An industry insider told me that the ATF obviously is trying to give itself latitude to determine whatever it wants about what constitutes a firearm without objective standards. This way it can evoke any interpretation that seems politically expedient at the moment.
But there are limits even to vague language. The ATF allows that an object must be "clearly identifiable as an unfinished component part of a weapon" to be subject to regulation and that "frame or receiver molds that can accept metal or polymer, unformed blocks of metal, and other articles only in a primordial state would not—without more—be considered a 'partially complete' frame or receiver." At some point, by necessity, a component stops short of being a firearm part and escapes regulation.
That's going to be interesting, since the current market for firearms kits and 80 percent receivers evolved in response to earlier ATF rules. Demand for the kits largely exists among people who oppose legal restrictions. The proposed revisions are part of an ongoing game of whack-a-mole between government officials and gun enthusiasts. What vendors offer in the future will be a response to the outer boundaries of these rules, not just the prohibitionist desires of the current administration or of ATF agents. The industry insider told me that the commercial market for DIY firearms components will ultimately be determined more by consumer demand than by politicians' wishes. If buyers continue to seek products that help them make guns, sellers will find a way to keep them happy.
What that future market looks like won't be determined until after a 90-day comment period, followed by a time during which the ATF pretends to consider the comments, implementation of rules, and then lawsuits over that implementation—lots of lawsuits, probably, as people challenge the ATF on its interpretations of "readily," "time," "ease," and "expertise."
Meanwhile, it's worth remembering that tighter government restrictions aren't a surprise, nor are they serious barriers to making guns.

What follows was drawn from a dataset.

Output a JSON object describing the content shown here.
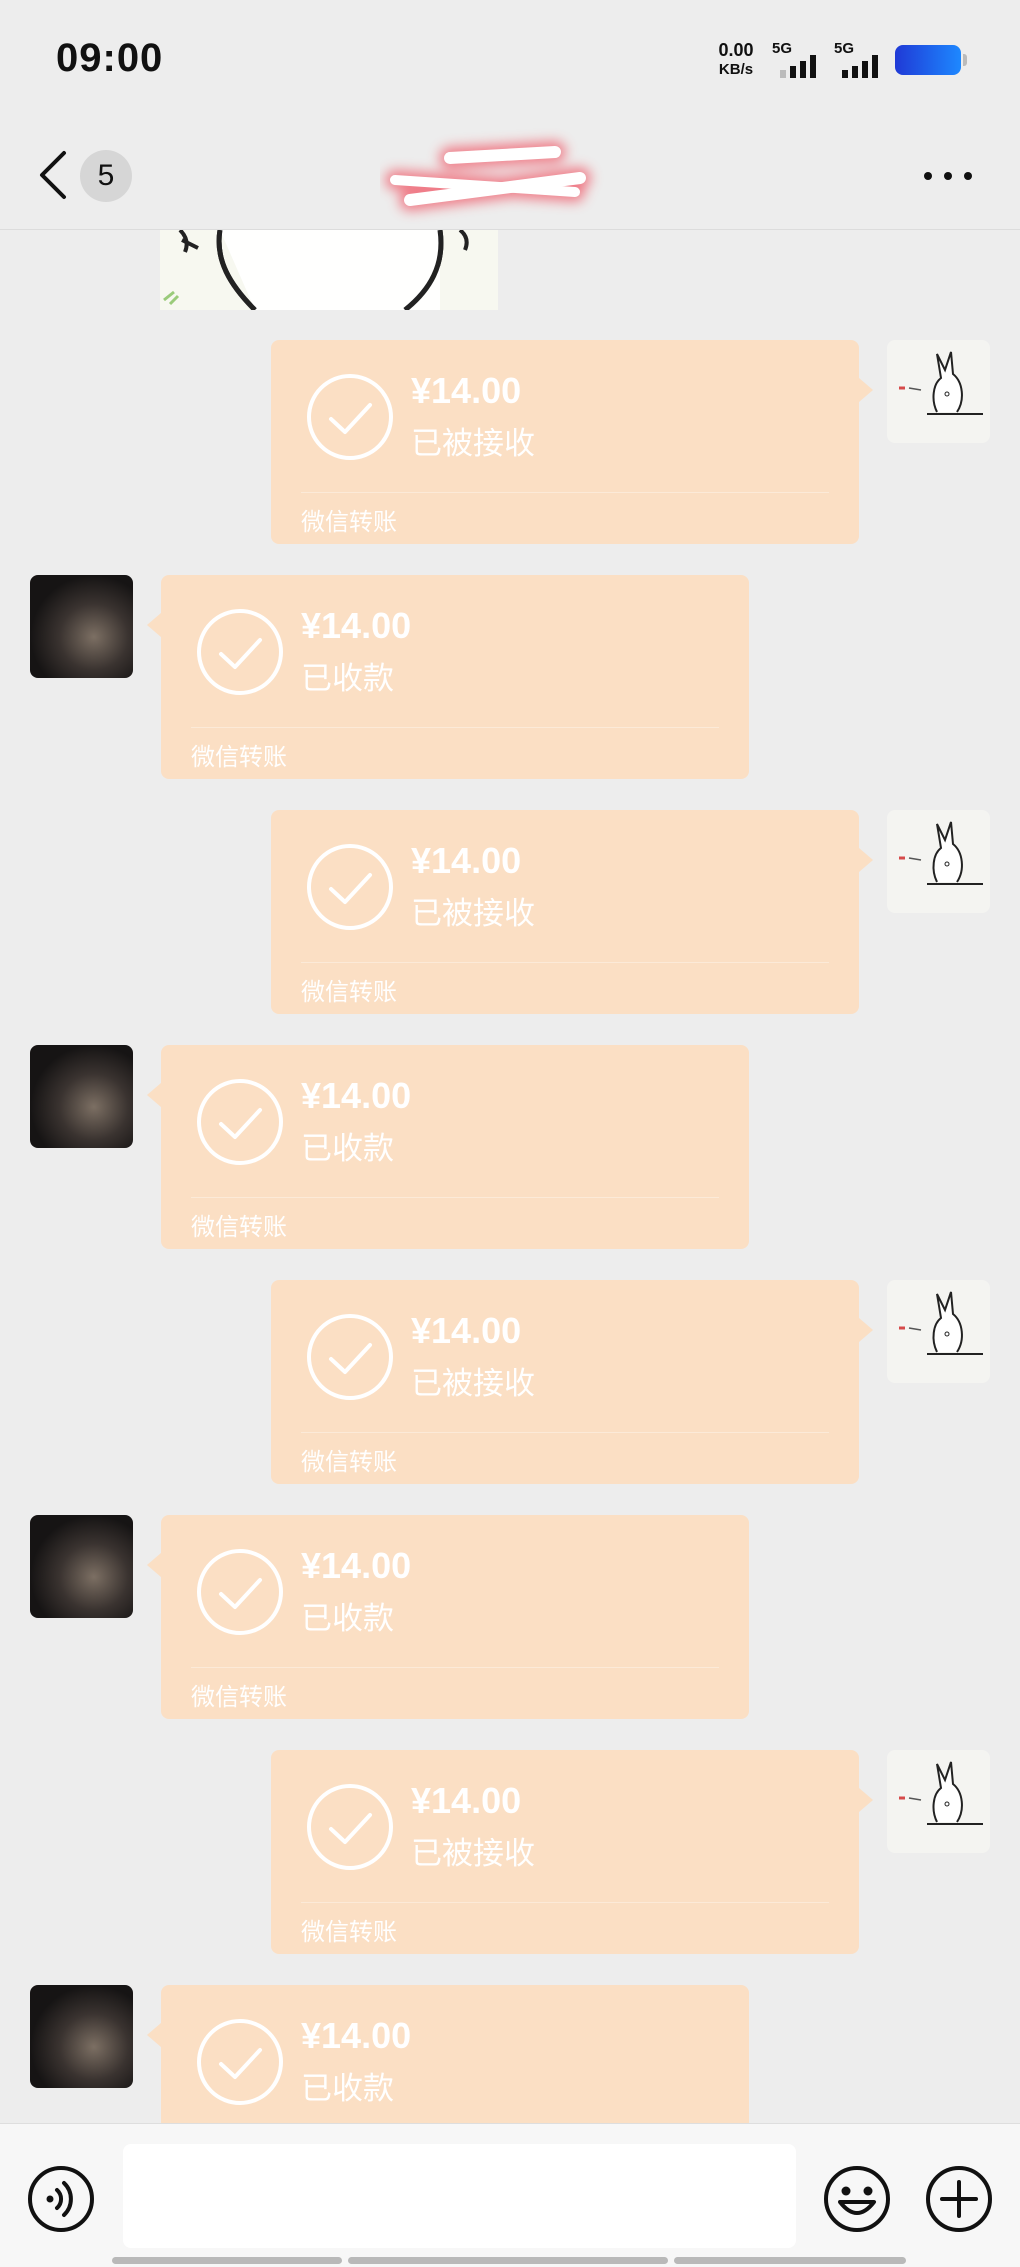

Anticipating the move, DIYers uninterested in obeying such rules have been developing designs and manufacturing techniques for firearms that don't depend on gun-specific parts or particular interpretations of regulations.
"The FGC-9 design is a homemade, semi-auto, 3D printed, polymer 9mm carbine, for $600 in parts and tooling, and a two week build time," AmmoLand's Dean Weingarten wrote last year of one such design. "The strength of the FGC-9 Carbine is it can be produced by an individual, at home, even in a small apartment, if electricity and access to the Internet are available," he added.
The ATF's proposed rule changes will eventually reshape an industry that evolved in response to earlier regulatory interpretations. What federal bureaucrats can't do is abolish the demand for firearms made and owned beyond government control that created that industry.